All tasks were authored manually by the benchmark contributors. They are synthetic, designed to cover a range of realistic tool-use scenarios across difficulty levels.
What mechanisms or procedures were used to collect the data?
Task design followed a structured process:
- Define 4 domains based on common LLM agent use cases
- Design 8 mock tools per domain (30 total)
- Author 20 standard tasks per domain with increasing difficulty
- Author adversarial tasks with designed trap patterns
- Author impossible tasks with clear impossibility reasons
- Author handover tasks requiring human escalation
- Validate all ground truth against mock tool outputs
Who was involved in the data collection process?
The benchmark authors.
Over what timeframe was the data collected?
March-April 2026.
Were any ethical review processes conducted?
[To be specified]
Uses
What are the intended uses of the dataset?
- Primary: Evaluate AI agent resilience under runtime tool-call disruptions using the provided disruption profiles (clean → hostile_environment)
- Secondary: Compare agent frameworks (LangChain, OpenAI, AutoGen, CrewAI) on reliability metrics
- Tertiary: Study recovery strategies and failure patterns in LLM agents
What are some tasks/uses that the dataset should not be used for?
- Not for training: The benchmark should be used for evaluation only. Training on the tasks would compromise benchmark validity.
- Not for real tool testing: Mock tools are deterministic simulations, not real API integrations.
- Not for safety/security evaluation: The disruptions model reliability failures, not adversarial attacks.
Is there anything about the composition of the dataset or the way it was collected that might impact future uses?
- Tasks are in English only
- Mock tools simulate US-centric services (USD currency, US dates, etc.)
- Ground truth rubrics use string-matching heuristics which may not capture all valid agent responses
Distribution
How will the dataset be distributed?
- Primary: GitHub repository at https://github.com/Kavirubc/AgentDisruptBench
- Persistent: HuggingFace Datasets at [To be created]
- Metadata: Croissant JSON-LD file included in the repository
When will the dataset be distributed?
The dataset is publicly available as of the initial release.
Will the dataset be distributed under a copyright or other intellectual property (IP) license?
MIT License.
Have any third parties imposed IP-based or other restrictions on the data?
No.
Maintenance
Who is supporting/hosting/maintaining the dataset?
AgentDisruptBench Contributors via the GitHub repository.
How can the owner/curator/manager of the dataset be contacted?

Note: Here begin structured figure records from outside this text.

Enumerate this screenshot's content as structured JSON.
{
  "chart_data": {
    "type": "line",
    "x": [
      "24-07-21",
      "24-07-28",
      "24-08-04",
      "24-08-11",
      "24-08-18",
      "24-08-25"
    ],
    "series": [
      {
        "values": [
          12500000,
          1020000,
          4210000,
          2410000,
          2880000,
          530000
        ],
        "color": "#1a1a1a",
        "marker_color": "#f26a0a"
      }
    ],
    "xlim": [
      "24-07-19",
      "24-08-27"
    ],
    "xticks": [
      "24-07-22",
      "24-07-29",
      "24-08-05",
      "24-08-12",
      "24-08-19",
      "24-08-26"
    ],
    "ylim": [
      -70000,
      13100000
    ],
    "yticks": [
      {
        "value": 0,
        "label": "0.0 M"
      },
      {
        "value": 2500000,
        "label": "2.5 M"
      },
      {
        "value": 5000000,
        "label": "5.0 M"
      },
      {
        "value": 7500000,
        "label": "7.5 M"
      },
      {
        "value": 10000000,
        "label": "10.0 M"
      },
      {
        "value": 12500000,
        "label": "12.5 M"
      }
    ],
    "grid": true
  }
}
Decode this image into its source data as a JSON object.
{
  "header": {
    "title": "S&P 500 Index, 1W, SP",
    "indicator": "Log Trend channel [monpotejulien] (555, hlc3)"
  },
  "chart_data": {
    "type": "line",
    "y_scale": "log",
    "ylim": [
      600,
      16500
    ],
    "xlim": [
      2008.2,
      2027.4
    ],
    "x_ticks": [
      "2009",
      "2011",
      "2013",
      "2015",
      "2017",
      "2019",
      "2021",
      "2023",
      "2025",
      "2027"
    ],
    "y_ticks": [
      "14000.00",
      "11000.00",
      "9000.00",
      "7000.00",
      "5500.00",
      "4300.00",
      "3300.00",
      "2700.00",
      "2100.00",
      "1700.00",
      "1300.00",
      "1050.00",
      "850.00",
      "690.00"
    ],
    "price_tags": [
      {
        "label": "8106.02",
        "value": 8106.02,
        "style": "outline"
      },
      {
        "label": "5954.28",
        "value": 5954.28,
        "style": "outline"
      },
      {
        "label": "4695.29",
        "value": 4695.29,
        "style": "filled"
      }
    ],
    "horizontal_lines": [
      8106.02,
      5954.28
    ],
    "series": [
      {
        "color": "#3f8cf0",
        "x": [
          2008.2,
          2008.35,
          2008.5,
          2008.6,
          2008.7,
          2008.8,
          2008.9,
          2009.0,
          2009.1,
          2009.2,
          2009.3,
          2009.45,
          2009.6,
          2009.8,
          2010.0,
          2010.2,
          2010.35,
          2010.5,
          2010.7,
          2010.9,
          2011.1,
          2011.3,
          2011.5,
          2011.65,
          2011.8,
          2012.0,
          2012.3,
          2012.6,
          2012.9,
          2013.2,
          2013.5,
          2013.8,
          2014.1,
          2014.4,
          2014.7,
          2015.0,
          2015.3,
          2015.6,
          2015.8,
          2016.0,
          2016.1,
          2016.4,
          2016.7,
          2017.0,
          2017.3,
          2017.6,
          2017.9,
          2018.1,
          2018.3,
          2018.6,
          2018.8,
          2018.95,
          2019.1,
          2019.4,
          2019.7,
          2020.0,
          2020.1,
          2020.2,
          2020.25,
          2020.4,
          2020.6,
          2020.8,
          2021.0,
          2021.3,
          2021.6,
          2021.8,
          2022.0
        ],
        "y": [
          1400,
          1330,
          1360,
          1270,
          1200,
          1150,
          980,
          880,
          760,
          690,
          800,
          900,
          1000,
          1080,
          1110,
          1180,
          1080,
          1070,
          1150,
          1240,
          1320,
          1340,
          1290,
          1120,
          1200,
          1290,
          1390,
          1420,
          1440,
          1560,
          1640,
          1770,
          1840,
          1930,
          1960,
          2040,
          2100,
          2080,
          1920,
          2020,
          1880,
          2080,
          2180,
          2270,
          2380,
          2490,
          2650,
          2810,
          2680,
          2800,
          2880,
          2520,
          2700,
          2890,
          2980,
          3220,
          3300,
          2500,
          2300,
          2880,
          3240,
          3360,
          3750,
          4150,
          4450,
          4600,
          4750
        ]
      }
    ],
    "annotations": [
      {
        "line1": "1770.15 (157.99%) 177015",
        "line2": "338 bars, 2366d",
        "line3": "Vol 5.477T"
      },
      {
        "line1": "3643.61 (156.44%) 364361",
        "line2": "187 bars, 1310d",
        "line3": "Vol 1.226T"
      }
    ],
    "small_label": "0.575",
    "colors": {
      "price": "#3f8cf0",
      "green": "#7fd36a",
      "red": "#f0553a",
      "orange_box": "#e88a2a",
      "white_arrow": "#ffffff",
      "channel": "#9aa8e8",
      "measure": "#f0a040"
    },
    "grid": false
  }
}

Via GitHub Issues at the repository.
Will the dataset be updated?
Yes. Planned updates include:
- Additional task variants for ε-robustness testing
- New domains
- Track B: Network-layer disruption injection via Envoy proxy
If the dataset relates to people, are there applicable limits on the retention of the data?
N/A — the dataset is entirely synthetic with no real personal data.
Will older versions of the dataset continue to be available?
Yes, via Git tags and versioned releases.
If others want to extend/augment/build on/contribute to the dataset, is there a mechanism for doing so?
Yes. See CONTRIBUTING.md for guidelines on contributing new tasks, domains, tools, and disruption types.